Mixed Berry Pie - Sugar & Satire
- 5 cups of mixed fruit ( I used 1 cup blueberries, 1 cup raspberries, 1 cup blackberries and 2 cups diced strawberries)
- 1/2 cup granulated sugar
- 1/3 cup all purpose flour
- 1 teaspoon cinnamon
- 1/2 teaspoon ginger
Preheat your oven to 375 degrees Fahrenheit. Prepare the fruit filling by first rinsing the berries and dicing the strawberries into small pieces. In a large clean bowl, combine the fruit, sugar, flour, cinnamon and ginger. And set aside for about 10 minutes to let the flour and sugar soak up the juices from the berries.
Prepare a pie pan by lining with your choice of pastry, and then fill with the berry mixture. Top your pie with the second crust by weaving a simple lattice, or rolling it out into one sheet (by far the easiest). I do like the look of a lattice for berry pies though, because the filling tends to spill out a little sometimes, and the lattice top leaves room for that, so the filling doesn't have to leak out the bottom.

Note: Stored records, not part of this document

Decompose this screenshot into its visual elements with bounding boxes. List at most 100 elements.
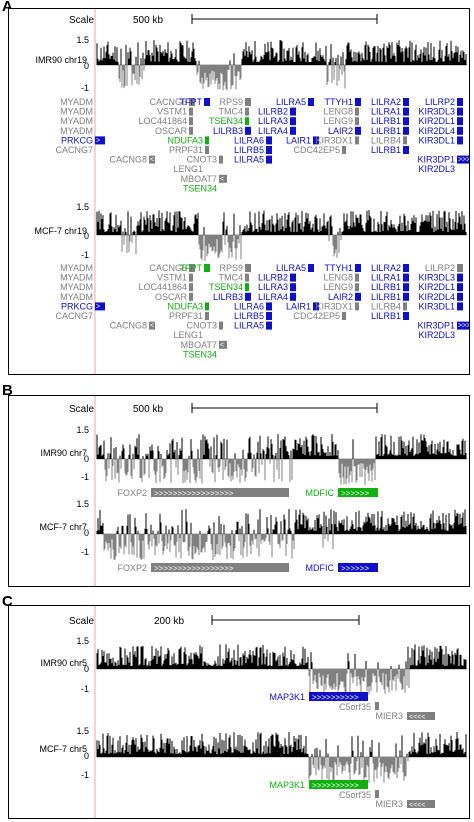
gene-bar-mdfic bbox=[338, 563, 378, 572]
gene-bar bbox=[205, 312, 209, 320]
gene-label-map3k1: MAP3K1 bbox=[269, 692, 305, 702]
chevrons: >>>>>>>>>>>>>>>>> bbox=[154, 564, 234, 573]
gene-bar bbox=[245, 126, 251, 135]
gene-bar bbox=[355, 302, 359, 311]
gene-label: PRPF31 bbox=[169, 145, 203, 155]
gene-bar bbox=[457, 155, 469, 164]
scale-value: 200 kb bbox=[154, 616, 184, 627]
signal-track-b2 bbox=[96, 509, 467, 560]
gene-label: OSCAR bbox=[155, 126, 188, 136]
gene-bar bbox=[266, 312, 272, 320]
track-name: IMR90 chr7 bbox=[40, 448, 87, 458]
gene-label: LENG9 bbox=[323, 116, 353, 126]
gene-label: LENG8 bbox=[323, 273, 353, 283]
gene-label: LILRB4 bbox=[371, 301, 401, 311]
gene-label: LILRB1 bbox=[371, 126, 401, 136]
negative-signal bbox=[121, 235, 342, 261]
gene-label: LENG1 bbox=[173, 330, 203, 340]
gene-bar bbox=[219, 321, 223, 330]
gene-bar bbox=[355, 107, 359, 116]
gene-bar bbox=[403, 273, 409, 282]
gene-label: PRKCG bbox=[61, 135, 93, 145]
gene-label: LILRA5 bbox=[276, 97, 306, 107]
gene-bar bbox=[245, 283, 249, 292]
negative-signal bbox=[308, 669, 410, 695]
positive-signal bbox=[96, 210, 467, 235]
gene-bar bbox=[355, 273, 359, 282]
gene-bar bbox=[95, 302, 105, 311]
gene-bar bbox=[290, 126, 296, 135]
gene-bar bbox=[290, 273, 296, 282]
gene-label-c5orf35: C5orf35 bbox=[339, 702, 371, 712]
gene-label: LILRA1 bbox=[371, 107, 401, 117]
gene-label-mdfic: MDFIC bbox=[306, 488, 335, 498]
axis-label-zero: 0 bbox=[84, 528, 89, 538]
gene-label: MBOAT7 bbox=[181, 174, 217, 184]
gene-bar bbox=[457, 117, 463, 126]
gene-label: CACNG6 bbox=[149, 97, 187, 107]
gene-bar bbox=[245, 273, 249, 282]
gene-label: MYADM bbox=[60, 273, 93, 283]
gene-label: LILRA6 bbox=[234, 135, 264, 145]
chevrons: >>>>>>>>>> bbox=[312, 693, 359, 702]
gene-bar bbox=[290, 117, 296, 126]
chevrons: < bbox=[220, 176, 224, 183]
gene-label: LILRB1 bbox=[371, 145, 401, 155]
chevrons: >>>> bbox=[458, 323, 469, 330]
gene-label: LILRA3 bbox=[258, 282, 288, 292]
gene-bar bbox=[189, 107, 193, 116]
gene-bar bbox=[403, 264, 409, 272]
axis-label-bottom: -1 bbox=[81, 472, 89, 482]
gene-bar bbox=[457, 273, 463, 282]
gene-label: LILRA3 bbox=[258, 116, 288, 126]
gene-label: CNOT3 bbox=[186, 155, 217, 165]
gene-bar bbox=[290, 107, 296, 116]
gene-label: MYADM bbox=[60, 292, 93, 302]
chevrons: > bbox=[96, 137, 100, 144]
gene-label: LAIR2 bbox=[328, 126, 353, 136]
chevrons: >>>>>>>>>> bbox=[312, 781, 359, 790]
gene-label: LILRA4 bbox=[258, 126, 288, 136]
gene-bar-mdfic bbox=[338, 488, 378, 497]
signal-track-a2 bbox=[96, 210, 467, 261]
gene-label: LOC441864 bbox=[138, 116, 187, 126]
gene-label-foxp2: FOXP2 bbox=[117, 488, 147, 498]
gene-label: TSEN34 bbox=[183, 349, 217, 359]
gene-bar bbox=[308, 98, 314, 106]
gene-label: TSEN34 bbox=[209, 116, 243, 126]
gene-label: KIR3DL3 bbox=[418, 273, 455, 283]
gene-label: LILRB1 bbox=[371, 282, 401, 292]
gene-bar bbox=[219, 340, 227, 349]
gene-bar bbox=[457, 283, 463, 292]
gene-label: TFPT bbox=[180, 263, 203, 273]
gene-bar bbox=[403, 107, 409, 116]
gene-bar bbox=[355, 264, 361, 272]
gene-bar bbox=[355, 117, 359, 126]
track-name: MCF-7 chr19 bbox=[34, 226, 87, 236]
gene-label: KIR3DX1 bbox=[315, 135, 353, 145]
positive-signal bbox=[96, 644, 467, 669]
gene-label: LILRA2 bbox=[371, 263, 401, 273]
panel-c-label: C bbox=[2, 593, 13, 610]
gene-bar bbox=[266, 302, 272, 311]
axis-label-top: 1.5 bbox=[76, 499, 89, 509]
gene-label: LILRB1 bbox=[371, 292, 401, 302]
gene-bar bbox=[403, 146, 409, 154]
gene-label: LILRA6 bbox=[234, 301, 264, 311]
chevrons: > bbox=[96, 303, 100, 310]
gene-label-foxp2: FOXP2 bbox=[117, 563, 147, 573]
gene-bar bbox=[313, 302, 319, 311]
scale-value: 500 kb bbox=[133, 15, 163, 26]
gene-label: MYADM bbox=[60, 107, 93, 117]
axis-label-zero: 0 bbox=[84, 61, 89, 71]
track-name: IMR90 chr5 bbox=[40, 658, 87, 668]
gene-label: LAIR2 bbox=[328, 292, 353, 302]
panel-a-label: A bbox=[2, 0, 13, 15]
gene-bar bbox=[355, 126, 361, 135]
panel-c-svg: Scale 200 kb 1.5 IMR90 chr5 0 -1 >>>>>>>… bbox=[39, 606, 467, 818]
gene-bar-c5orf35 bbox=[375, 702, 379, 710]
gene-bar bbox=[189, 292, 193, 301]
gene-bar bbox=[205, 146, 209, 154]
gene-bar bbox=[189, 117, 193, 126]
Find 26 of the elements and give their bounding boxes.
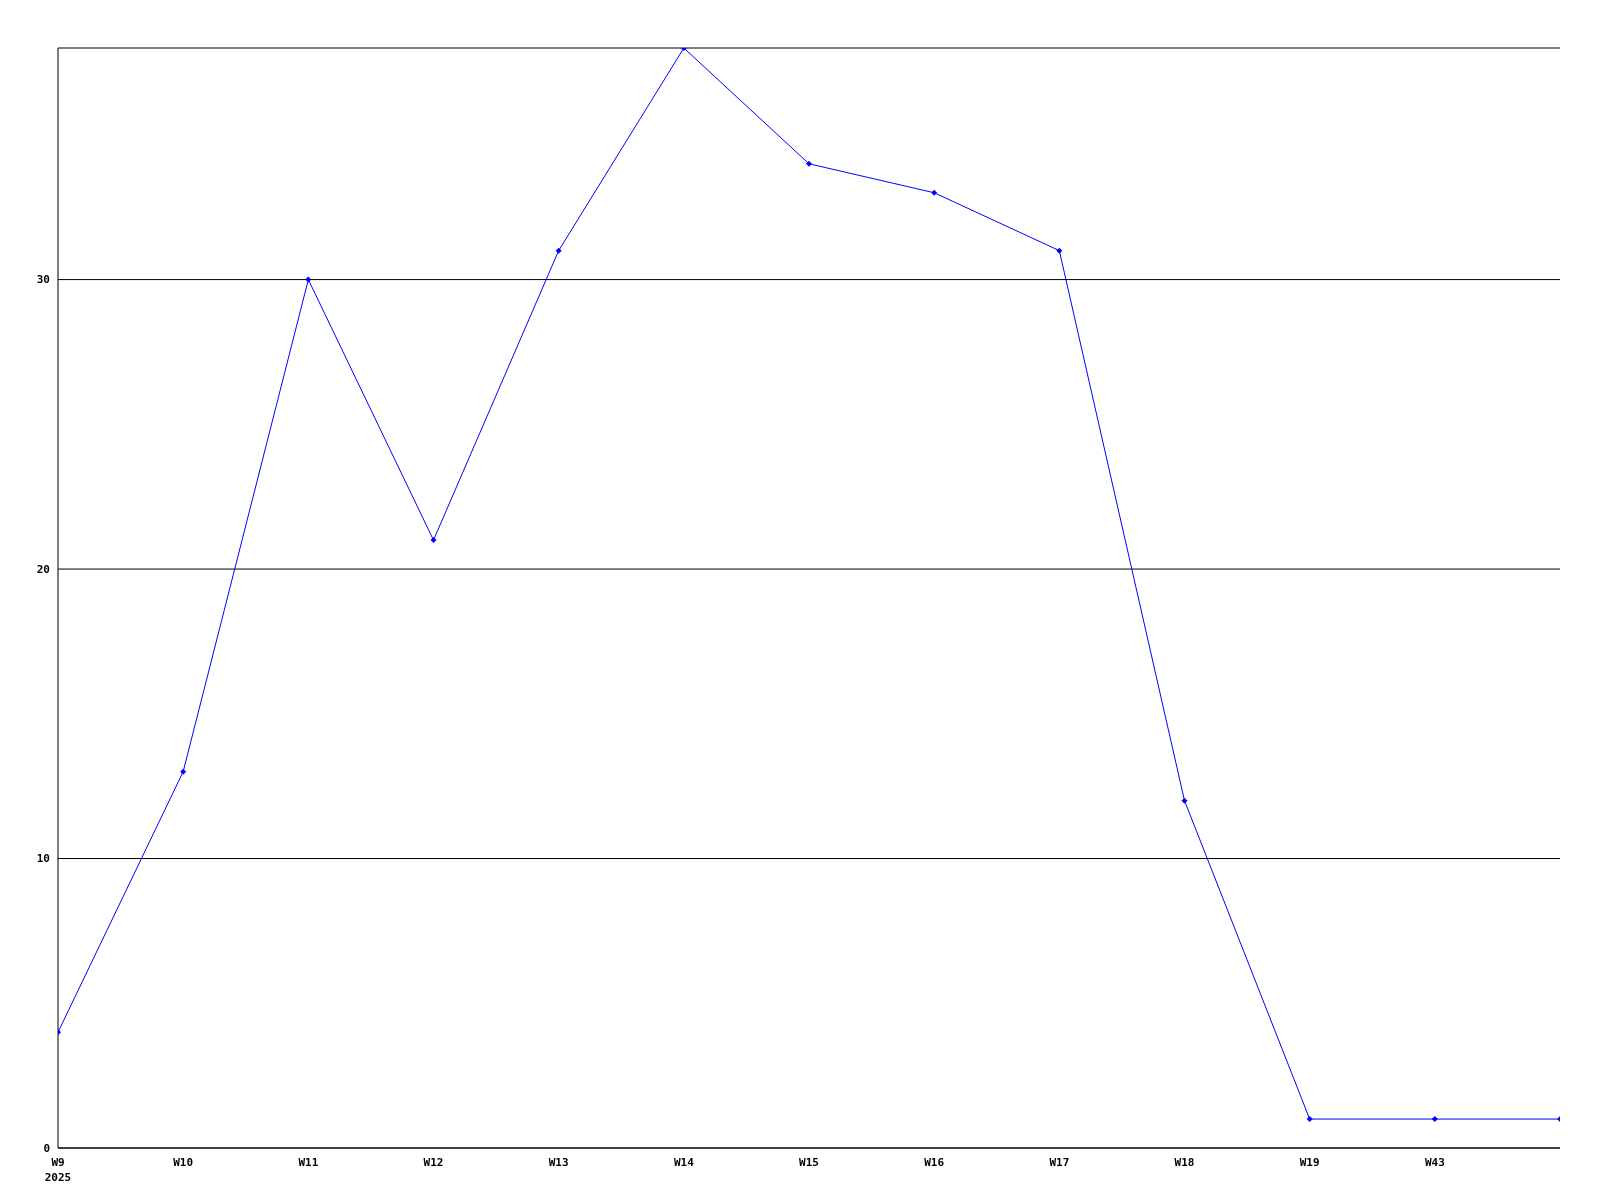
y-tick-label: 0 bbox=[43, 1141, 50, 1155]
x-tick-label: W9 2025 bbox=[44, 1156, 72, 1184]
x-tick-label: W15 bbox=[799, 1156, 819, 1169]
x-tick-label: W14 bbox=[673, 1156, 695, 1169]
x-tick-label: W17 bbox=[1049, 1156, 1070, 1169]
x-tick-label: W10 bbox=[173, 1156, 194, 1169]
point bbox=[430, 537, 437, 544]
x-tick-label: W11 bbox=[298, 1156, 319, 1169]
y-tick-label: 30 bbox=[36, 273, 50, 287]
point bbox=[1431, 1116, 1438, 1123]
x-tick-label: W12 bbox=[423, 1156, 444, 1169]
point bbox=[180, 768, 187, 775]
point bbox=[1181, 797, 1188, 804]
point bbox=[1056, 247, 1063, 254]
x-tick-label: W16 bbox=[924, 1156, 945, 1169]
x-tick-label: W43 bbox=[1424, 1156, 1445, 1169]
point bbox=[931, 189, 938, 196]
point bbox=[555, 247, 562, 254]
x-tick-label: W13 bbox=[548, 1156, 569, 1169]
x-tick-label: W18 bbox=[1174, 1156, 1195, 1169]
x-tick-label: W19 bbox=[1299, 1156, 1320, 1169]
y-tick-label: 10 bbox=[36, 852, 50, 866]
point bbox=[806, 160, 812, 167]
point bbox=[305, 276, 312, 283]
y-tick-label: 20 bbox=[36, 562, 50, 576]
point bbox=[1306, 1116, 1313, 1123]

Brush the top of the pie with aquafaba or plant based milk, and sprinkle with granulated sugar for a shiny and crunchy top. Line the outer crust with aluminum foil to prevent the edges from burning and bake at 375 for about 25 minutes before removing the foil. Continue the bake for another 30 minutes and remove the pie when the crust is lightly browned and you can smell magic coming from the oven.
Let the pie cool completely before serving, and walk around showing everyone your impressive lattice skills before finally biting the bullet and cutting into it. Pie will keep about 5 to 7 days in an airtight container.